We present methods for implementing arbitrary permutations of qubits under interaction constraints. Our protocols make use of previous methods for rapidly reversing the order of qubits along a path. Given nearest-neighbor interactions on a path of length $n$, we show that there exists a constant $\epsilon \approx 0.034$ such that the quantum routing time is at most $(1-\epsilon)n$, whereas any swap-based protocol needs at least time $n-1$. This represents the first known quantum advantage over swap-based routing methods and also gives improved quantum routing times for realistic architectures such as grids.
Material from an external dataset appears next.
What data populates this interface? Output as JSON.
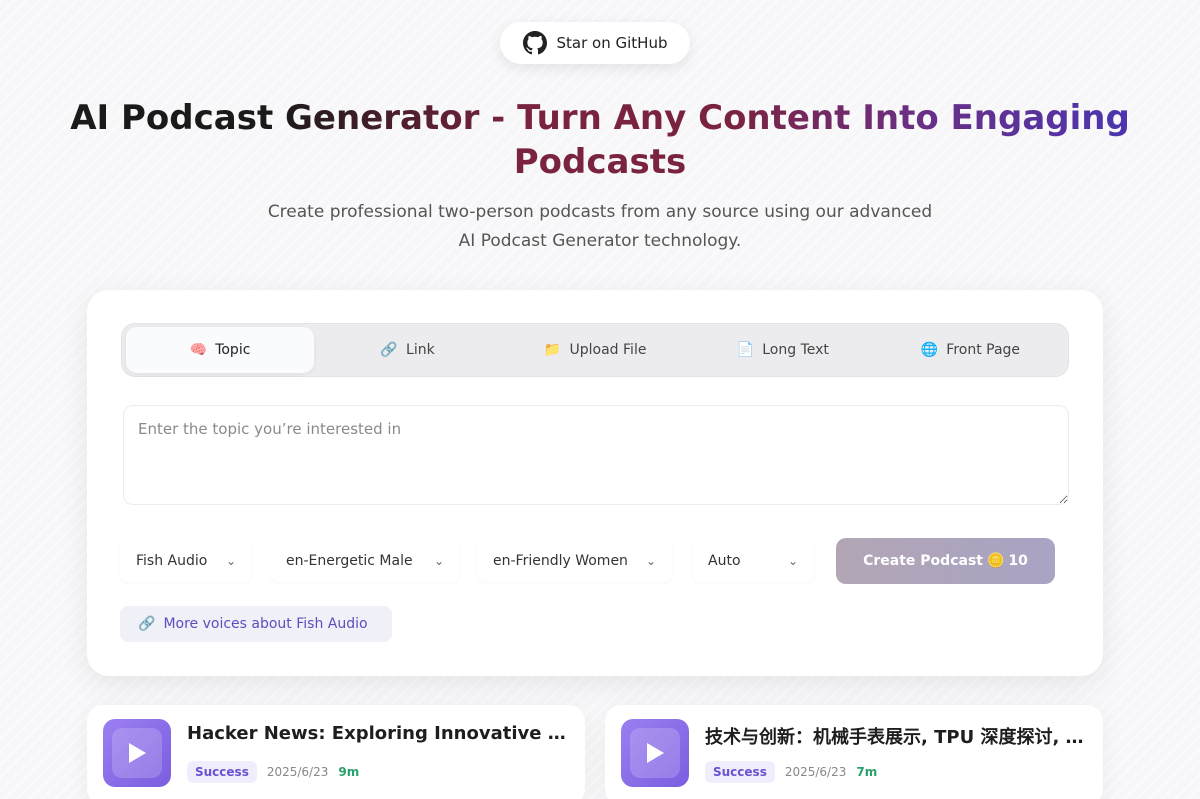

Furthermore, we show that our algorithm approaches a quantum routing time of $2n/3$ in expectation for uniformly random permutations, whereas swap-based protocols require time $n$ asymptotically. Additionally, we consider sparse permutations that route $k \le n$ qubits and give algorithms with quantum routing time at most $n/3 + O(k^2)$ on paths and at most $2r/3 + O(k^2)$ on general graphs with radius $r$.

中文翻译：

---

具有快速反转的量子路由

我们提出了在交互约束下实现量子位任意排列的方法。我们的协议利用以前的方法来快速反转沿路径的量子位的顺序。给定长度为 $n$ 的路径上的最近邻交互，我们证明存在一个常数 $\epsilon \approx 0.034$，使得量子路由时间至多为 $(1-\epsilon)n$，而任何交换基于协议至少需要时间$n-1$。这代表了第一个相对于基于交换的路由方法的已知量子优势，并且还为网格等现实架构提供了改进的量子路由时间。此外，我们表明，我们的算法在均匀随机排列的预期中接近 $2n/3$ 的量子路由时间，而基于交换的协议渐近地需要 $n$ 时间。此外，我们考虑路由 $k \le n$ 量子位的稀疏排列，并给出在路径上量子路由时间最多 $n/3 + O(k^2)$ 和最多 $2r/3 + O(k^ 2)$ 在半径为 $r$ 的一般图上。